Today New Jersey Gov. Chris Christie announced that he will proceed with plans to allow distribution of medical marijuana by six nonprofit organizations, despite federal prosecution threats. Christie, who had been dragging his feet in implementing New Jersey's medical marijuana law (which was signed by his predecessor, Jon Corzine, after the 2009 election), suspended the program entirely when U.S. attorneys started warning that compliance with state law provides no protection against prosecution under the Controlled Substances Act. He said he wanted some assurance that the feds would not go after state-licensed dispensaries or the regulators who oversee them. He never really got that assurance. In fact, a June 29 Justice Department memo confirmed that suppliers are fair game, contrary to an October 2009 memo that indicated they'd be safe as long as they were in "clear and unambiguous compliance" with state law. But Christie, following the lead of Roseanne Scotti, New Jersey director of the Drug Policy Alliance, evidently took some comfort from the new memo's emphasis on large-scale, commercial operations and the lack of any explicit reference to the legal exposure of state employees:
The governor said he doesn't believe federal authorities will expend limited resources to go after people complying with state law.
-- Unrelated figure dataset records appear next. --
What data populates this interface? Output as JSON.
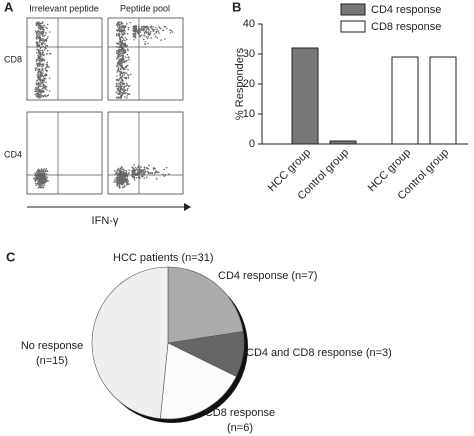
{
  "panel_labels": [
    "A",
    "B",
    "C"
  ],
  "flow_panel": {
    "columns": [
      "Irrelevant peptide",
      "Peptide pool"
    ],
    "rows": [
      "CD8",
      "CD4"
    ],
    "x_label": "IFN-γ"
  },
  "chart_data": [
    {
      "type": "bar",
      "y_label": "% Responders",
      "categories": [
        "HCC group",
        "Control group",
        "HCC group",
        "Control group"
      ],
      "series": [
        {
          "name": "CD4 response",
          "color": "#777777",
          "values": [
            32,
            1,
            null,
            null
          ]
        },
        {
          "name": "CD8 response",
          "color": "#ffffff",
          "values": [
            null,
            null,
            29,
            29
          ]
        }
      ],
      "ylim": [
        0,
        40
      ],
      "yticks": [
        0,
        10,
        20,
        30,
        40
      ],
      "legend": "top-right"
    },
    {
      "type": "pie",
      "title": "HCC patients (n=31)",
      "labels": [
        [
          "CD4 response (n=7)"
        ],
        [
          "CD4 and CD8 response (n=3)"
        ],
        [
          "CD8 response",
          "(n=6)"
        ],
        [
          "No response",
          "(n=15)"
        ]
      ],
      "values": [
        7,
        3,
        6,
        15
      ],
      "colors": [
        "#ababab",
        "#666666",
        "#fbfbfb",
        "#efefef"
      ]
    }
  ]
}
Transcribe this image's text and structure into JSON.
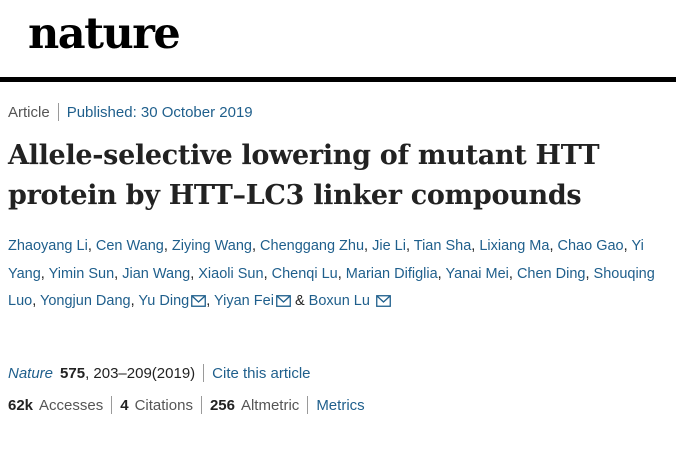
{
  "header": {
    "logo_text": "nature"
  },
  "article_meta": {
    "type_label": "Article",
    "published_text": "Published: 30 October 2019"
  },
  "title": {
    "line1": "Allele-selective lowering of mutant HTT",
    "line2": "protein by HTT–LC3 linker compounds"
  },
  "authors": [
    "Zhaoyang Li",
    "Cen Wang",
    "Ziying Wang",
    "Chenggang Zhu",
    "Jie Li",
    "Tian Sha",
    "Lixiang Ma",
    "Chao Gao",
    "Yi Yang",
    "Yimin Sun",
    "Jian Wang",
    "Xiaoli Sun",
    "Chenqi Lu",
    "Marian Difiglia",
    "Yanai Mei",
    "Chen Ding",
    "Shouqing Luo",
    "Yongjun Dang",
    "Yu Ding",
    "Yiyan Fei",
    "Boxun Lu"
  ],
  "author_separator": ",",
  "author_amp": "&",
  "citation": {
    "journal": "Nature",
    "volume": "575",
    "pages": ", 203–209(2019)",
    "cite_link": "Cite this article"
  },
  "metrics": {
    "accesses_count": "62k",
    "accesses_label": "Accesses",
    "citations_count": "4",
    "citations_label": "Citations",
    "altmetric_count": "256",
    "altmetric_label": "Altmetric",
    "metrics_link": "Metrics"
  },
  "icons": {
    "author_contact": "mail-icon"
  },
  "colors": {
    "link": "#1f5f8c",
    "rule": "#000000",
    "text": "#222222",
    "muted": "#555555"
  }
}
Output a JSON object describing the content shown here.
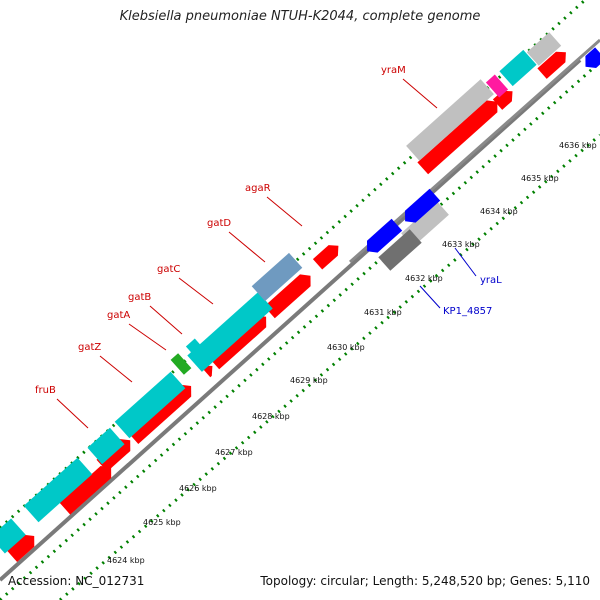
{
  "title": "Klebsiella pneumoniae NTUH-K2044, complete genome",
  "footer": {
    "accession": "Accession: NC_012731",
    "summary": "Topology: circular; Length: 5,248,520 bp; Genes: 5,110"
  },
  "colors": {
    "forward_cds": "#ff0000",
    "reverse_cds": "#0000ff",
    "rna_or_feature": "#00c8c8",
    "pseudo": "#c0c0c0",
    "dark_feature": "#707070",
    "highlight_magenta": "#ff1aa0",
    "highlight_green": "#22aa22",
    "highlight_steelblue": "#6f9ac0",
    "tick_green": "#008000",
    "label_forward": "#cc0000",
    "label_reverse": "#0000cc"
  },
  "scale": {
    "unit": "kbp",
    "ticks": [
      "4624 kbp",
      "4625 kbp",
      "4626 kbp",
      "4627 kbp",
      "4628 kbp",
      "4629 kbp",
      "4630 kbp",
      "4631 kbp",
      "4632 kbp",
      "4633 kbp",
      "4634 kbp",
      "4635 kbp",
      "4636 kbp"
    ]
  },
  "gene_labels": {
    "forward": [
      "fruB",
      "gatZ",
      "gatA",
      "gatB",
      "gatC",
      "gatD",
      "agaR",
      "yraM"
    ],
    "reverse": [
      "KP1_4857",
      "yraL"
    ]
  }
}
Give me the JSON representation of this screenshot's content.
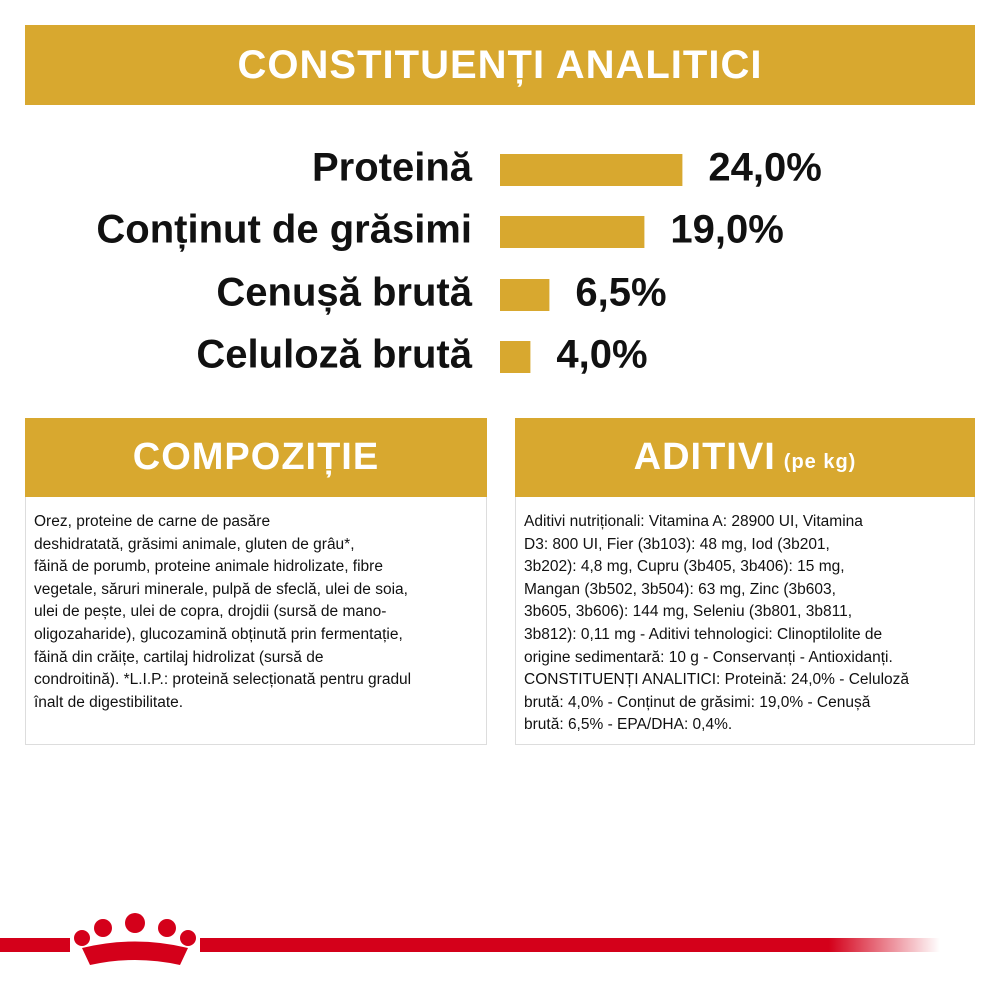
{
  "chart_data": {
    "type": "bar",
    "title": "CONSTITUENȚI ANALITICI",
    "categories": [
      "Proteină",
      "Conținut de grăsimi",
      "Cenușă brută",
      "Celuloză brută"
    ],
    "values": [
      24.0,
      19.0,
      6.5,
      4.0
    ],
    "value_labels": [
      "24,0%",
      "19,0%",
      "6,5%",
      "4,0%"
    ],
    "color": "#d8a82f"
  },
  "composition": {
    "title": "COMPOZIȚIE",
    "lines": [
      "Orez, proteine de carne de pasăre",
      "deshidratată, grăsimi animale, gluten de grâu*,",
      "făină de porumb, proteine animale hidrolizate, fibre",
      "vegetale, săruri minerale, pulpă de sfeclă, ulei de soia,",
      "ulei de pește, ulei de copra, drojdii (sursă de mano-",
      "oligozaharide), glucozamină obținută prin fermentație,",
      "făină din crăițe, cartilaj hidrolizat (sursă de",
      "condroitină). *L.I.P.: proteină selecționată pentru gradul",
      "înalt de digestibilitate."
    ]
  },
  "additives": {
    "title": "ADITIVI",
    "subtitle": "(pe kg)",
    "lines": [
      "Aditivi nutriționali: Vitamina A: 28900 UI, Vitamina",
      "D3: 800 UI, Fier (3b103): 48 mg, Iod (3b201,",
      "3b202): 4,8 mg, Cupru (3b405, 3b406): 15 mg,",
      "Mangan (3b502, 3b504): 63 mg, Zinc (3b603,",
      "3b605, 3b606): 144 mg, Seleniu (3b801, 3b811,",
      "3b812): 0,11 mg - Aditivi tehnologici: Clinoptilolite de",
      "origine sedimentară: 10 g - Conservanți - Antioxidanți.",
      "CONSTITUENȚI ANALITICI: Proteină: 24,0% - Celuloză",
      "brută: 4,0% - Conținut de grăsimi: 19,0% - Cenușă",
      "brută: 6,5% - EPA/DHA: 0,4%."
    ]
  }
}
"I have been struggling, as has my administration, to find a way to accomplish what I've wanted to accomplish, which is to provide compassionate treatment to people who are suffering in a way that wouldn't expose them, the operators of our dispensaries or the employees of the state of New Jersey to criminal liability," Christie said. "That is a lot easier said than done."
In Arizona, meanwhile, a medical marijuana distribution system approved by voters last November is still on hold. Gov. Jan Brewer suspended implementation of the Arizona Medical Marijuana Act (AMMA) in May, like Christie citing concerns about prosecution of state employees. She has filed a complaint (PDF) that asks a federal judge to decide whether the medical marijuana law, which she opposed before the election, "complies with federal law" or is "preempted in whole or in part because of an irreconcilable conflict with federal law." Oddly, Brewer expresses no preference between those two diametrically opposed choices, which reinforces the impression that her suit is a veiled attempt to overturn Arizona's law without antagonizing its supporters. Two weeks ago the American Civil Liberties Union filed a motion seeking dismissal of Brewer's suit.
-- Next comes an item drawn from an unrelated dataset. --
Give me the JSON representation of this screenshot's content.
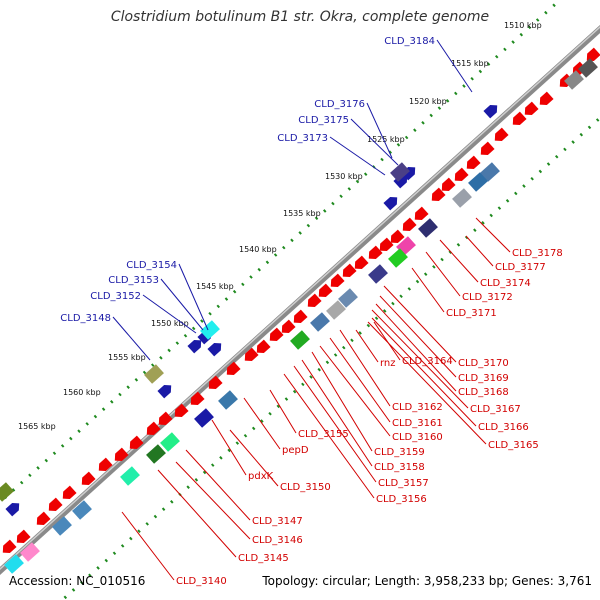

Among other things, the ACLU argues that there are no plausible grounds for charging state employees who implement the medical marijuana law with a crime, since regulating dispensaries would not involve growing or distributing marijuana and would not meet the intent and knowledge requirements for convicting someone of conspiracy, aiding and abetting, acting as an accessory, or money laundering. It adds that regulators could not be prosecuted simply for failing to rat out licensees to the feds, since "respecting confidentiality does not constitute an affirmative act," which is required to convict someone of concealing a felony. Because Arizona regulators' function would be limited to determining who qualifies for an exemption from state criminal penalties, the brief argues, it would not conflict with the Controlled Substances Act or prevent the feds from enforcing it.
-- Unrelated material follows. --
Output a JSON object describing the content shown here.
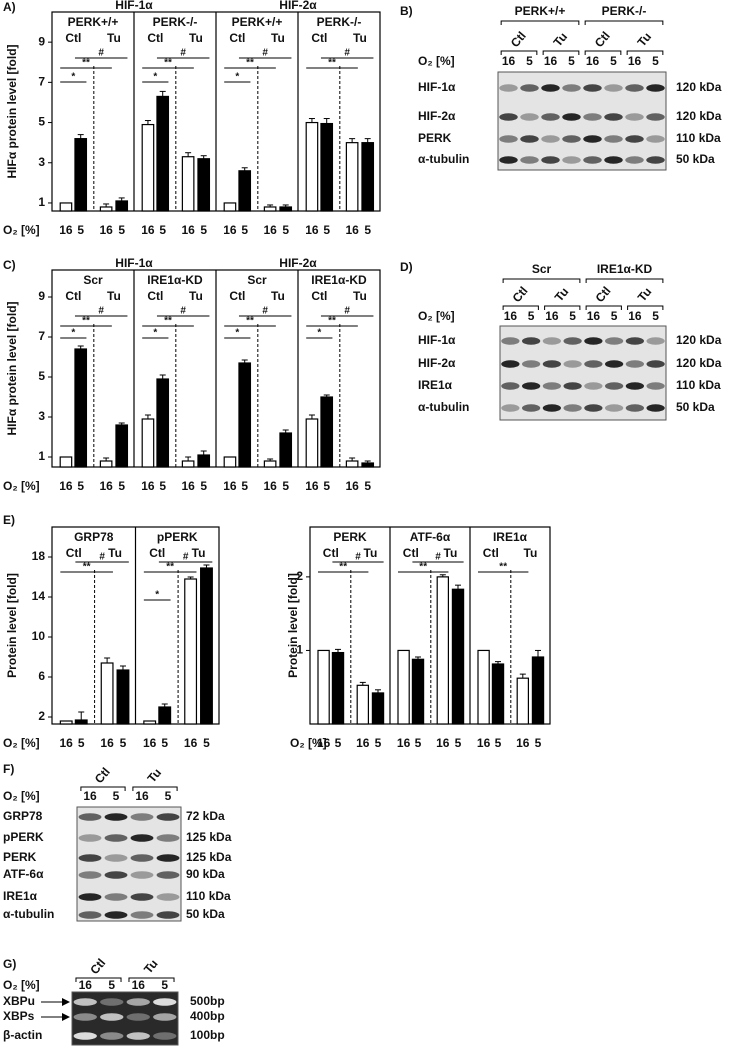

The only U.S. attorneys who have mentioned the legal risk to state employees, by the way, seem to be Jenny Durkan and Michael Ormsby, who in an April 14 letter to Washington Gov. Christine Gregoire said officials who implemented a proposed distribution system "would not be immune from liability under the CSA." Two weeks later, citing that threat, Gregoire vetoed the bill that would have authorized dispensaries, which she had until then publicly supported. Since she solicited the letter from Durkan and Ormsby, specifically asking about the legal exposure of state employees, she may have been looking for an excuse to block the bill without alienating Washington voters, most of whom approved the state’s medical marijuana law in 1998 and, according to polls, continue to support it. Ormsby later claimed the bill would have required state employees to handle marijuana. According to Alison Holcomb, drug policy director at the ACLU of Washington, that's not true: While the state would have tested marijuana under an earlier version of the bill, the final version assigned that task to private labs. In any case, Dennis Burke, the U.S. attorney for Arizona, says he has "no intention" of prosecuting state employees.